Tuesday, May 22, 2007

Topic Tuesday III: At World's End

Arrrrrr! Me hearties... time for a themed Topic Tuesday... now get back to work or I'll have ye swabbin' the poop deck...
  • Scallywag
  • Blow the man down
  • Broadside
  • Booty
  • Rope's end
  • skull-and-crossbones
Check out the definitions of these terms and more or I'll send ye to the hempen halter. Arrrrr!
http://homepage.mac.com/crabola/PirateGlossary/Menu22.html

Friday, May 18, 2007

Provocative Phrase Friday Strikes Back

With a thirst for vengeance, we present these phrases to you...

  • And yet only in the...
  • And just like that...
  • He kicked through the wall...
  • It's fatal...
  • But it's not as big...
  • All through your life...

Tuesday, May 15, 2007

Topic Tuesday 2: Electric Boogaloo

Maybe this has been voted one of the worst sequels ever... or maybe not... but isn't the word "Boogaloo" just fun to say?
  • The value of
  • Pop-cultural sensation
  • Triggers
  • The whole forest
  • No longer talk about
  • Spellbinding

Friday, May 11, 2007

Provocative Phrase Friday: A New Hope

A new hope that I'll actually keep up with posting new phrases every Friday... wish me luck...

  • You've never seen it...
  • I was just hoping...
  • We'll work with you...
  • So, the sooner you start...
  • It was hard leaving...
  • The thief also ignored...

Tuesday, May 08, 2007

The Return of the Topic Tuesday

We're back... Try these on for size:
  • Riveting
  • Assassin
  • Teenagers
  • Shed some light
  • Planning for "if"
  • Hollywood

Sunday, May 06, 2007

Dan Simmons on Writing Well

Last week I listened to Kasey Kovar’s http://www.kaceykowarsshow.com/ interview with Dan Simmons, one of my favorite authors. Simply put: He is brilliant. He writes across all genres. Science fiction: the Hyperion Cantos, the series of Nebula and Hugo award winning books. His first book, The Song of Kali won the World Fantasy Award. Let’s not forget his horror fiction. Carrion Comfort and Summer of Night are books that Stephen King wished he wrote. He also put the “hard” into hard-boiled detective fiction with his Joe Kurtz novels: Hardcase, Hard Freeze and Hard as Nails.

As a former gifted English teacher, he is well-read and is not afraid to use the entire range of world literature and history as both inspiration for and as part of the story itself. His latest effort is The Terror, a blend of historical and horror fiction based on the ill-fated Arctic expedition of Sir John Franklin in 1845. If you haven’t read any of his work before, do it now. Simmons work will be read alongside of classic literature in the decades and centuries in the future.

On his website, he has a series of articles on writing that are must-reads: Writing Well. They are long, dense and packed with great insights on his writing process and good advice about the back-breaking mental work of writing. Check them out at:
http://www.dansimmons.com/writing_welll/archive/writing_index.htm

Sunday, April 29, 2007

Walter Mosley's Address

Saw Walter Mosley’s keynote address at the Columbus State Community College Writers Conference this evening. I sat next to Gail, one of my all time favorite students, who I haven’t seen in a while and we listened to Mr. Mosley speak. He said that you simply must write every day, 7 days a week, 90 minutes a day. If you don’t feel like writing or nothing comes, sit there until it does. He writes three hours a day when he first gets up in the morning. This seems to be the most consistent habit of all successful writers: to write every single day of the week, preferably on a regular schedule, at the same time every day (usually first thing in the morning) at a time when you are at your best.

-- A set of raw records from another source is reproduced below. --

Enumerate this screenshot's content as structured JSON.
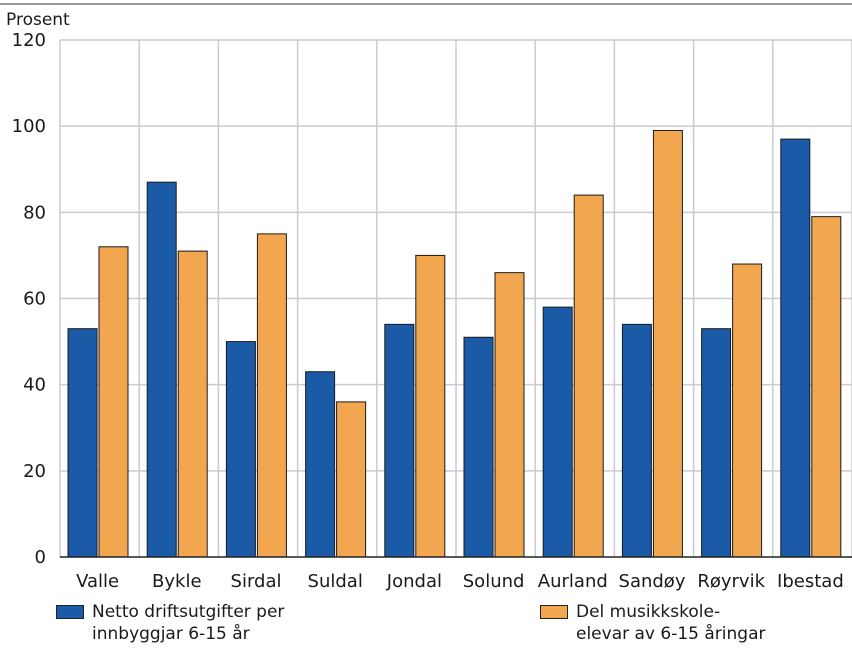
{
  "chart_data": {
    "type": "bar",
    "ylabel": "Prosent",
    "ylim": [
      0,
      120
    ],
    "yticks": [
      0,
      20,
      40,
      60,
      80,
      100,
      120
    ],
    "grid": true,
    "legend_position": "bottom",
    "categories": [
      "Valle",
      "Bykle",
      "Sirdal",
      "Suldal",
      "Jondal",
      "Solund",
      "Aurland",
      "Sandøy",
      "Røyrvik",
      "Ibestad"
    ],
    "series": [
      {
        "name_lines": [
          "Netto driftsutgifter per",
          "innbyggjar 6-15 år"
        ],
        "color": "#1a5aa6",
        "values": [
          53,
          87,
          50,
          43,
          54,
          51,
          58,
          54,
          53,
          97
        ]
      },
      {
        "name_lines": [
          "Del musikkskole-",
          "elevar av 6-15 åringar"
        ],
        "color": "#f2a650",
        "values": [
          72,
          71,
          75,
          36,
          70,
          66,
          84,
          99,
          68,
          79
        ]
      }
    ]
  }
}
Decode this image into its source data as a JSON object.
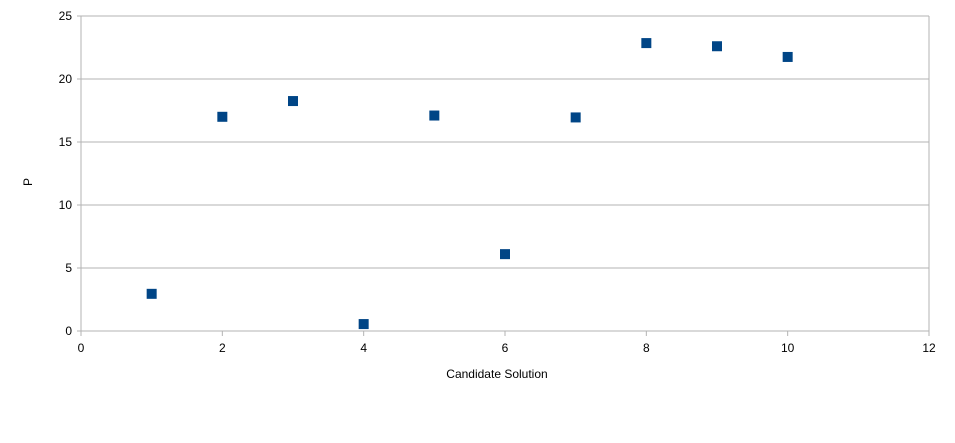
{
  "chart_data": {
    "type": "scatter",
    "title": "",
    "xlabel": "Candidate Solution",
    "ylabel": "P",
    "xlim": [
      0,
      12
    ],
    "ylim": [
      0,
      25
    ],
    "x_ticks": [
      0,
      2,
      4,
      6,
      8,
      10,
      12
    ],
    "y_ticks": [
      0,
      5,
      10,
      15,
      20,
      25
    ],
    "grid": "horizontal",
    "legend": "none",
    "marker": "square",
    "colors": {
      "marker": "#004586",
      "grid": "#b3b3b3",
      "axis": "#b3b3b3"
    },
    "series": [
      {
        "x": [
          1,
          2,
          3,
          4,
          5,
          6,
          7,
          8,
          9,
          10
        ],
        "y": [
          2.95,
          17.0,
          18.25,
          0.55,
          17.1,
          6.1,
          16.95,
          22.85,
          22.6,
          21.75
        ]
      }
    ]
  }
}
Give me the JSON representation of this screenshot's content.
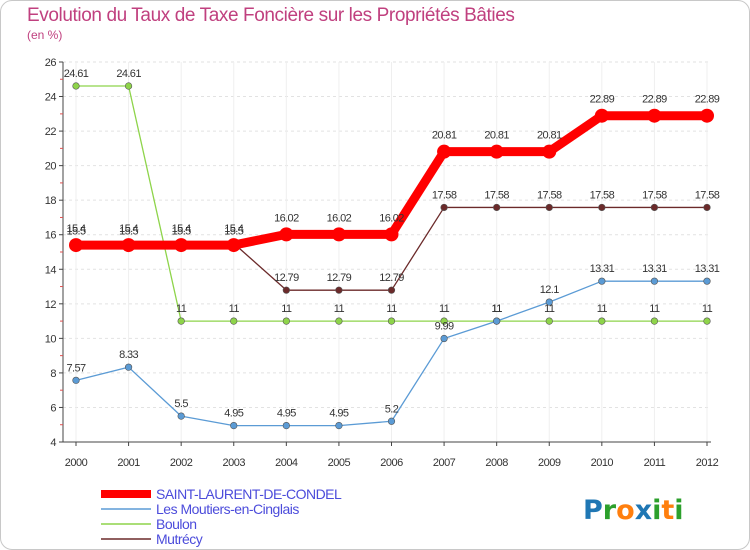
{
  "chart_data": {
    "type": "line",
    "title": "Evolution du Taux de Taxe Foncière sur les Propriétés Bâties",
    "ylabel": "(en %)",
    "xlabel": "",
    "ylim": [
      4,
      26
    ],
    "yticks": [
      4,
      6,
      8,
      10,
      12,
      14,
      16,
      18,
      20,
      22,
      24,
      26
    ],
    "x": [
      "2000",
      "2001",
      "2002",
      "2003",
      "2004",
      "2005",
      "2006",
      "2007",
      "2008",
      "2009",
      "2010",
      "2011",
      "2012"
    ],
    "series": [
      {
        "name": "SAINT-LAURENT-DE-CONDEL",
        "color": "#ff0000",
        "values": [
          15.4,
          15.4,
          15.4,
          15.4,
          16.02,
          16.02,
          16.02,
          20.81,
          20.81,
          20.81,
          22.89,
          22.89,
          22.89
        ],
        "labels": [
          "15.4",
          "15.4",
          "15.4",
          "15.4",
          "16.02",
          "16.02",
          "16.02",
          "20.81",
          "20.81",
          "20.81",
          "22.89",
          "22.89",
          "22.89"
        ]
      },
      {
        "name": "Les Moutiers-en-Cinglais",
        "color": "#5b9bd5",
        "values": [
          7.57,
          8.33,
          5.5,
          4.95,
          4.95,
          4.95,
          5.2,
          9.99,
          11,
          12.1,
          13.31,
          13.31,
          13.31
        ],
        "labels": [
          "7.57",
          "8.33",
          "5.5",
          "4.95",
          "4.95",
          "4.95",
          "5.2",
          "9.99",
          "11",
          "12.1",
          "13.31",
          "13.31",
          "13.31"
        ]
      },
      {
        "name": "Boulon",
        "color": "#8ed44a",
        "values": [
          24.61,
          24.61,
          11,
          11,
          11,
          11,
          11,
          11,
          11,
          11,
          11,
          11,
          11
        ],
        "labels": [
          "24.61",
          "24.61",
          "11",
          "11",
          "11",
          "11",
          "11",
          "11",
          "11",
          "11",
          "11",
          "11",
          "11"
        ]
      },
      {
        "name": "Mutrécy",
        "color": "#6b2a2a",
        "values": [
          15.5,
          15.5,
          15.5,
          15.5,
          12.79,
          12.79,
          12.79,
          17.58,
          17.58,
          17.58,
          17.58,
          17.58,
          17.58
        ],
        "labels": [
          "15.5",
          "15.5",
          "15.5",
          "15.5",
          "12.79",
          "12.79",
          "12.79",
          "17.58",
          "17.58",
          "17.58",
          "17.58",
          "17.58",
          "17.58"
        ]
      }
    ]
  },
  "logo": {
    "text": "Proxiti",
    "colors": [
      "#1f77b4",
      "#2ca02c",
      "#ff7f0e",
      "#1f77b4",
      "#2ca02c",
      "#ff7f0e",
      "#2ca02c"
    ]
  }
}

Gail told me afterwards that I should be proud that I am teaching the techniques that successful, best-selling authors use every day. That too much education can get in the way of telling a good story. (Fact: Homer was blind and illiterate.) That writing is done largely in the unconscious mind and all a writer has to do is transcribe what it tells you, but you need to be sitting there at the appointed time to hear what it has to say. That showing is almost always better than telling. That too many people get hung up on the things that they don’t know or don’t think that they know, such as grammar or spelling, or how to do some sort of technical thing correctly. It is almost always total bunk. Excuses for not getting your ass in the chair and getting back to work.

I forget to practice what I preach sometimes. Time for me to remember.